Herring v. Armwood.

The sole question involved in this appeal, when stripped of its technical paraphernalia, is whether an action for damages will lie for a breach of contract in failing to furnish fertilizers, whereby the yield of the crop was decreased, because such damage or failure in the yield would be too remote.

His Honor held in the negative, which, we think, was error. The rule, as stated in Hadley v.
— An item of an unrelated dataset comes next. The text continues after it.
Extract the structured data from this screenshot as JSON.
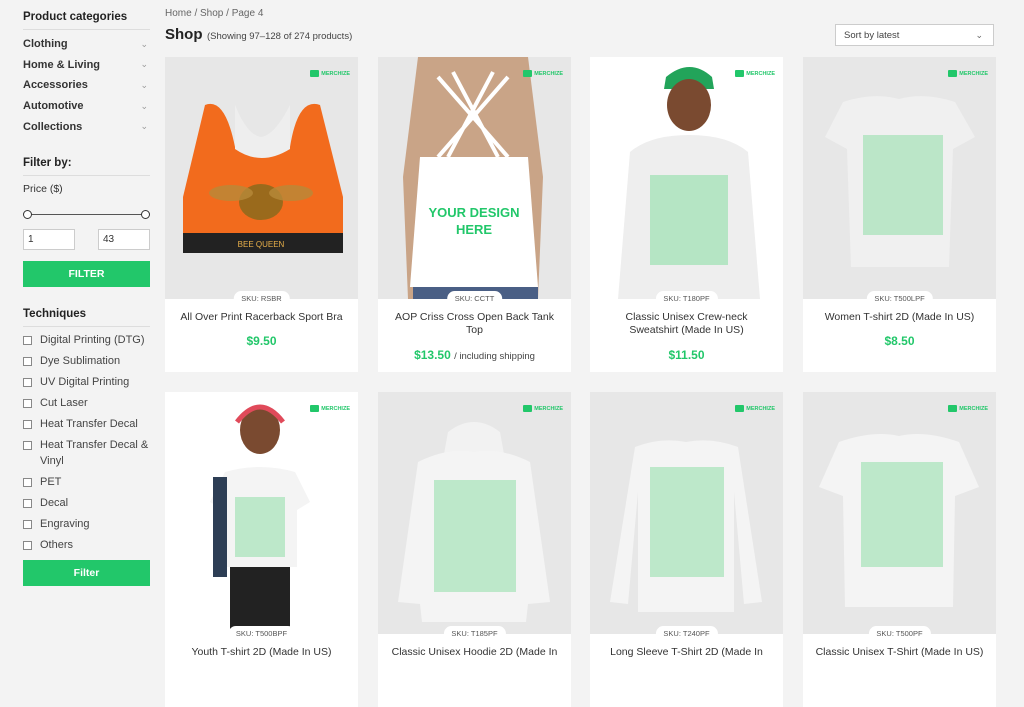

Baxendale, 9 Exch., on page 353, is as follows:

"Where two parties have made a contract which one of them has broken, the damages which the other party ought to receive, in respect of such breach of contract, should be such as may fairly and reasonably be considered either arising naturally, that is, according to (181) the usual course of things, from such breach of contract itself, or such as may reasonably be supposed to have been in the *Page 127 contemplation of both parties, at the time they made the contract, as the probable result of the breach of it."

This rule is substantially repeated, but more succinctly, by Pearson,J., in Ashe v. DeRosset, 50 N.C. on page 301, 72 Am. Dec., 552, which is quoted verbatim in Spencer v. Hamilton, 113 N.C. on page 50, 37 Am. St., 611.

Recognizing the fact that the yield of crops is increased by the use of fertilizers, and applying this rule to the case at bar, the conclusion is irresistible that a lessening in the yield would be the natural result of a failure to use the marl, if marl be beneficial to the growth and development of the crops, and that the lessened yield would be incidental to such breach, and, therefore, plaintiff would be liable.

It is common knowledge that the use of manure, manipulated fertilizers and compost increase the yield of cotton, corn, peanuts, etc., and in some sections are considered absolutely necessary for the production of a profitable yield. It is likewise well known that the use of marl in some sections of the State greatly increases the production. And it appears from the contract set up by defendant and admitted by plaintiff, that he, the plaintiff, in renting the farm, agreed to dig two thousand bushels of marl to be hauled and scattered upon the land; and by his failure to do so, it is alleged that the yield was greatly lessened. And it seems to have been within the contemplation of both parties that the use of the marl would be beneficial in raising the crops; and, if so, then the failure to use it would necessarily lessen the yield, which would be the direct result of the breach of contract in not furnishing it. How much that net additional yield, if any, would have been according to the usual and natural course of things, was a question of fact to be found by the jury; and by the (182) "net additional yield" we mean its value after deducting its necessary expenses in harvesting, etc., as is held in Spencer v. Hamilton,supra. In the case last cited our Court held that the tenant could plead, as a counterclaim for damages, a breach of contract upon the part of the landlord in not draining the land as he had agreed to do, thereby decreasing the yield, in an action brought to recover the rent. So, it must necessarily follow that if damages be recoverable for a breach of contract which decreased the yield, they can also be recovered for a breach of contract whereby the yield was not increased. It requires the same time, labor and expense in preparing the land, and in plowing and hoeing crops upon thin and unimproved land as it does upon well-improved, manured and fertilized land; and we know that the products of the former are less than those of the latter, according to the usual and natural order of events.

The defendant had a right to have the issues tendered by him *Page 128 submitted to the jury; and if he could sustain them by proper proof, he would be entitled to recover such amount of damages as he might show had been done him by reason of the breach of the contract. For the error above pointed out a new trial will be awarded.

New trial.

Cited: Williams v. Tel. Co., 136 N.C. 84; Owen v. Meroney, ibid., 478;Seawell v. Person, 160 N.C. 294; Ober v. Katzenstein, ibid., 441;Tomlinson v. Morgan, 166 N.C. 561; Guano Co. v. Live Stock Co.,168 N.C. 451; Carter v. McGill, ibid., 510; Perry v. Kime, 169 N.C. 541.